This two-year (2012-2013) project examines the content, curriculum and pedagogic practices of English Studies — including English language and linguistics, literatures in English, and Anglophone culture studies — of contemporary Indian higher education programmes, in relation to institutional and disciplinary expectations and aspirations. Further, the situation in this regard in India will be considered comparatively with that in Britain. The project is funded by an Arts and Humanities Research Council grant, and supported by the universities of the project members.
The project is coordinated by members from the English Department, The Open University, UK, and from three universities in Delhi, India – the English Department, The University of Delhi; The Modern Languages School, Jawaharlal Nehru University; and The English Department, Jamia Millia Islamia.

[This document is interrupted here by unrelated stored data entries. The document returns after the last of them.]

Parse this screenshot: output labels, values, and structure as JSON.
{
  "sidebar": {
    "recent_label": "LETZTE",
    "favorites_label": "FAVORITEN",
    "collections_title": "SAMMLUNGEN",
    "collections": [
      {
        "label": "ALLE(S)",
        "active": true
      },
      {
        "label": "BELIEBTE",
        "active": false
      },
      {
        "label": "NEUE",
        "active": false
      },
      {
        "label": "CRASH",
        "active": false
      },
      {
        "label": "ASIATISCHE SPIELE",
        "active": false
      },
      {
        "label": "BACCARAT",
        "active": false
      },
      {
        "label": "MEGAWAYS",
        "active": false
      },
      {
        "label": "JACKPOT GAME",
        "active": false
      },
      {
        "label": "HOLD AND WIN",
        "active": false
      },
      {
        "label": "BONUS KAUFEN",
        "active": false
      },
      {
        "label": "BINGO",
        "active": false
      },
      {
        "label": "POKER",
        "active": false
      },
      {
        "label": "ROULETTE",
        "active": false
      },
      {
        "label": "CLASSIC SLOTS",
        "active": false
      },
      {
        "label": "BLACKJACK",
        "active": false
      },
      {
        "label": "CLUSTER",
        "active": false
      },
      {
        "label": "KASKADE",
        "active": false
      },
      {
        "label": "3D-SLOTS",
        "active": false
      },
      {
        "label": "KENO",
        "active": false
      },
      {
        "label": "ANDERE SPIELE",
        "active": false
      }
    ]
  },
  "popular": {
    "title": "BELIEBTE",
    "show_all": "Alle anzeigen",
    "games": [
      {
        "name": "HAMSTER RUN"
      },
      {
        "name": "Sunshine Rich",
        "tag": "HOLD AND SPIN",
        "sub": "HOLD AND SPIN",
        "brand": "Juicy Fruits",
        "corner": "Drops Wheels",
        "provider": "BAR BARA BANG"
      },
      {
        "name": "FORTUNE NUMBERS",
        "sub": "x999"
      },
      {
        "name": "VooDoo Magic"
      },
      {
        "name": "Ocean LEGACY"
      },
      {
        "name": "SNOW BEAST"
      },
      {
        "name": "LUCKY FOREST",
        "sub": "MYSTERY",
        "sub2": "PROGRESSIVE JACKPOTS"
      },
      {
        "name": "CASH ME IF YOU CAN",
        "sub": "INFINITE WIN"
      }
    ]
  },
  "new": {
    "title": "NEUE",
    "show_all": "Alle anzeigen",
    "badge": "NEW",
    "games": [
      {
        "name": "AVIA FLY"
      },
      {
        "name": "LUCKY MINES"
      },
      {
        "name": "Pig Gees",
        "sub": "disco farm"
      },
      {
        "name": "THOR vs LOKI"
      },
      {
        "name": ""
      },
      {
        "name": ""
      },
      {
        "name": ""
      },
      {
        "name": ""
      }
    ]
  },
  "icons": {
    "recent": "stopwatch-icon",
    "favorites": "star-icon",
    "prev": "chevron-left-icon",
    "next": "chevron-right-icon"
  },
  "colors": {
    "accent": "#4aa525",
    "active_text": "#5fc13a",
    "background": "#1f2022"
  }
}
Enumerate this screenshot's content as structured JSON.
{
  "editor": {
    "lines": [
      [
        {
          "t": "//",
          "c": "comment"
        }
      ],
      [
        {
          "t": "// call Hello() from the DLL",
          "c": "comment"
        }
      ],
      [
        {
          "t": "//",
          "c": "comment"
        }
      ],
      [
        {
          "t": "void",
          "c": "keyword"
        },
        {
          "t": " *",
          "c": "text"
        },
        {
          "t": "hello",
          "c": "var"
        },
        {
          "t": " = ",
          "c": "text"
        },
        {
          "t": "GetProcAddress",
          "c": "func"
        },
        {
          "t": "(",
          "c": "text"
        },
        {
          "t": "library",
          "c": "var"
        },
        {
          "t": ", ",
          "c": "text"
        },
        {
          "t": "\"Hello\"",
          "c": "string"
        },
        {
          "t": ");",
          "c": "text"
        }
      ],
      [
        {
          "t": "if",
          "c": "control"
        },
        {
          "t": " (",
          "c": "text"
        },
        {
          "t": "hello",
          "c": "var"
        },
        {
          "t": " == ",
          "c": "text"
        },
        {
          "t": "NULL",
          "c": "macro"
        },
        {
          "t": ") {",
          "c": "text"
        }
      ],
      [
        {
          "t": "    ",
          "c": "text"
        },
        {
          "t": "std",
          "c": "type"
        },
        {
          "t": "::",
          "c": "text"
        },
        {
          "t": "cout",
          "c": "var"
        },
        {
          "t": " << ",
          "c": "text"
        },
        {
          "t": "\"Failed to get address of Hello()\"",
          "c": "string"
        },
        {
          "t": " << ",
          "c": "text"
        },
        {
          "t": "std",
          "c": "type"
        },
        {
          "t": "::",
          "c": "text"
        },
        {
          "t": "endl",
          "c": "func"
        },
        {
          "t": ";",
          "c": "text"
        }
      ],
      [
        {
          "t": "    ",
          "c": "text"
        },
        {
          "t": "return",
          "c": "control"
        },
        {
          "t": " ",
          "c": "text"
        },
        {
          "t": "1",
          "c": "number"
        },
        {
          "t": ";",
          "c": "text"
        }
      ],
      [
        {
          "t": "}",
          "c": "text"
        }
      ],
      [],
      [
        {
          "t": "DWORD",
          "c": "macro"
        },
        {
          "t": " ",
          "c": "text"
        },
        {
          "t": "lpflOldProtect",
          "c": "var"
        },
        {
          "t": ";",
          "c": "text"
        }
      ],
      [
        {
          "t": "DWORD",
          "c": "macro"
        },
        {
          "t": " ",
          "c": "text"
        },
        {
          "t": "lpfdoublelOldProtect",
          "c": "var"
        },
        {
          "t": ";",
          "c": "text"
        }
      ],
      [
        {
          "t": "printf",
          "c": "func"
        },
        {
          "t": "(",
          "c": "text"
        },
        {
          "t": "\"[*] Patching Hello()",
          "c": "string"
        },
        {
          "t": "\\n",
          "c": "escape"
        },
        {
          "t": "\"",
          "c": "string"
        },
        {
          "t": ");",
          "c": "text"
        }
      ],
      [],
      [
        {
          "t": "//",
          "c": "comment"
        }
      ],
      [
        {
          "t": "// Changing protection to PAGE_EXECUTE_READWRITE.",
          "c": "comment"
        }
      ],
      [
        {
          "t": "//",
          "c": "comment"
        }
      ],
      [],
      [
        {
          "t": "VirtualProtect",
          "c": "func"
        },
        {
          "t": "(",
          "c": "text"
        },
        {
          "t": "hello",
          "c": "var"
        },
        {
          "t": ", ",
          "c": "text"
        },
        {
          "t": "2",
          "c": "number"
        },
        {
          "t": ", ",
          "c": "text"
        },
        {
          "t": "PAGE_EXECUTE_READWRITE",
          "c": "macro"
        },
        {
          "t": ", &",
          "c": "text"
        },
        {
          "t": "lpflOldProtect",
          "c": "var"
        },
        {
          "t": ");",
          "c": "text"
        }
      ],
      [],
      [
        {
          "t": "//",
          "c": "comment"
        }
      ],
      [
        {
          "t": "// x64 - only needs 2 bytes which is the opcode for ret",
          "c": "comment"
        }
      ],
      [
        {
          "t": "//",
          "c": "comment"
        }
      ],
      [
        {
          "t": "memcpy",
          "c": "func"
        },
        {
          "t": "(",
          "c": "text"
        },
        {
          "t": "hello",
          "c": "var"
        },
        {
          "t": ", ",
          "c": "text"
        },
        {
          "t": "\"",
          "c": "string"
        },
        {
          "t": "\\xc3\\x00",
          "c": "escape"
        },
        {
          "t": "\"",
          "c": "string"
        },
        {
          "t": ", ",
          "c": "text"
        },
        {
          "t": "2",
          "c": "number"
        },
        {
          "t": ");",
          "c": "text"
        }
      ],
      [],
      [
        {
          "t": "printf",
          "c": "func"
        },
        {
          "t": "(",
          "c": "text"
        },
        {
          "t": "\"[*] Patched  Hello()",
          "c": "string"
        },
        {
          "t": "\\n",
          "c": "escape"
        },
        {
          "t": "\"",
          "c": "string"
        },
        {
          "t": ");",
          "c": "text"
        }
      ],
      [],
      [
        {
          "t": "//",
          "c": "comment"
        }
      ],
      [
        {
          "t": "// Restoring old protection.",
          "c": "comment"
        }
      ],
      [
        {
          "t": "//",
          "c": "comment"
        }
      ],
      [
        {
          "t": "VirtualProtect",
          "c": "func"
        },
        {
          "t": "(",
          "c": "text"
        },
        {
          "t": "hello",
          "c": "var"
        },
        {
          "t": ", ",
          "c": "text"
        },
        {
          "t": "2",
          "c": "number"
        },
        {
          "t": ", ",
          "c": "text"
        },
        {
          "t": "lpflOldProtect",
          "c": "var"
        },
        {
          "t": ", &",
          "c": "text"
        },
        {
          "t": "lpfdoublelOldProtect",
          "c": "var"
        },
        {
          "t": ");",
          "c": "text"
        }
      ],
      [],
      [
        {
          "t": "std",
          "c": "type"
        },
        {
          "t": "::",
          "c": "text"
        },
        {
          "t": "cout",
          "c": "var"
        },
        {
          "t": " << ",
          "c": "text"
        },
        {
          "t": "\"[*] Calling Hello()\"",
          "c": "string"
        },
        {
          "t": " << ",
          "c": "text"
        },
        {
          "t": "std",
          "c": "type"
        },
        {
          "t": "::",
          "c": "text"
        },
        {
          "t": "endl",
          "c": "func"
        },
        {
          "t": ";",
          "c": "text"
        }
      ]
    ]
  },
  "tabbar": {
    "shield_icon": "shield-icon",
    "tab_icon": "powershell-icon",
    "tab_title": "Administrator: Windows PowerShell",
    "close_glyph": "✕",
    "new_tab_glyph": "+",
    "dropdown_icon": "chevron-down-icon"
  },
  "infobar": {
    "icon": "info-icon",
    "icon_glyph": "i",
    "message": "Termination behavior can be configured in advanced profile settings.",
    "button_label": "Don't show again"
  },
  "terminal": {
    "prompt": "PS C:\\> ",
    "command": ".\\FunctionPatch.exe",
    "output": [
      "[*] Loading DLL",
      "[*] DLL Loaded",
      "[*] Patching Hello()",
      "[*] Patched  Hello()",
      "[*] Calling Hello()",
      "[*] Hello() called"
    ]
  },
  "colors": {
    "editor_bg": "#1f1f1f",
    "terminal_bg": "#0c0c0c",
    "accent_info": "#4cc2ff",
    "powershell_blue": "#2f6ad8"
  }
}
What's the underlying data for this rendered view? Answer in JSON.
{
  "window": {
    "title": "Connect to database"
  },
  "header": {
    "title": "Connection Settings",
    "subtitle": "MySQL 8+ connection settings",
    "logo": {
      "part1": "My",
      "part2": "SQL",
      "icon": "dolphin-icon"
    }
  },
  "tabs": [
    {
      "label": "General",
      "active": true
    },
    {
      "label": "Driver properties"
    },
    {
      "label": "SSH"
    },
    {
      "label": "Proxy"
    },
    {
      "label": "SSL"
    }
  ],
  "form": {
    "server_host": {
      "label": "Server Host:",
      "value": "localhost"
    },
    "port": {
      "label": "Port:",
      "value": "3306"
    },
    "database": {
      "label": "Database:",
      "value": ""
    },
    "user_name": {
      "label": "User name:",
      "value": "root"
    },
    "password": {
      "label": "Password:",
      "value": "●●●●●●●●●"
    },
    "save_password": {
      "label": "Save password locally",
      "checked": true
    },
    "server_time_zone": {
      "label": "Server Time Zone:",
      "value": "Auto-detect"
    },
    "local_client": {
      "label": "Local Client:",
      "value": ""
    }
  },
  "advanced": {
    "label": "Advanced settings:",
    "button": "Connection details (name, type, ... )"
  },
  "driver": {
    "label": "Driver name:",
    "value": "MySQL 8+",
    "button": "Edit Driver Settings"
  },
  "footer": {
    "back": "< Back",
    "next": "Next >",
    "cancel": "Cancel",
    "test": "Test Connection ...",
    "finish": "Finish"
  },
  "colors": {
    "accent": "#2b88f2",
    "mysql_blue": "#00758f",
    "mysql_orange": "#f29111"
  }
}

The area of the project is delineated by a list of project questions prepared by the coordinating members. To give a sense of the context of the project, a project bibliography relevant to Indian English Studies is available.
The project consists mainly in the organisation of a series of meetings and three workshops in India and Britain. The workshops will involve Indian and British teachers, researchers and administrators of English Studies, and also education policy-makers and representative employers of English Studies graduates outside academia, i.e. media and arts industries, firms providing Business Process Outsourcing (BPO) services, publishing and education/training enterprises, etc. These workshops will engage with some of the questions which are the core concern of this project. Reports and publications will be prepared arising from the workshops – see documents.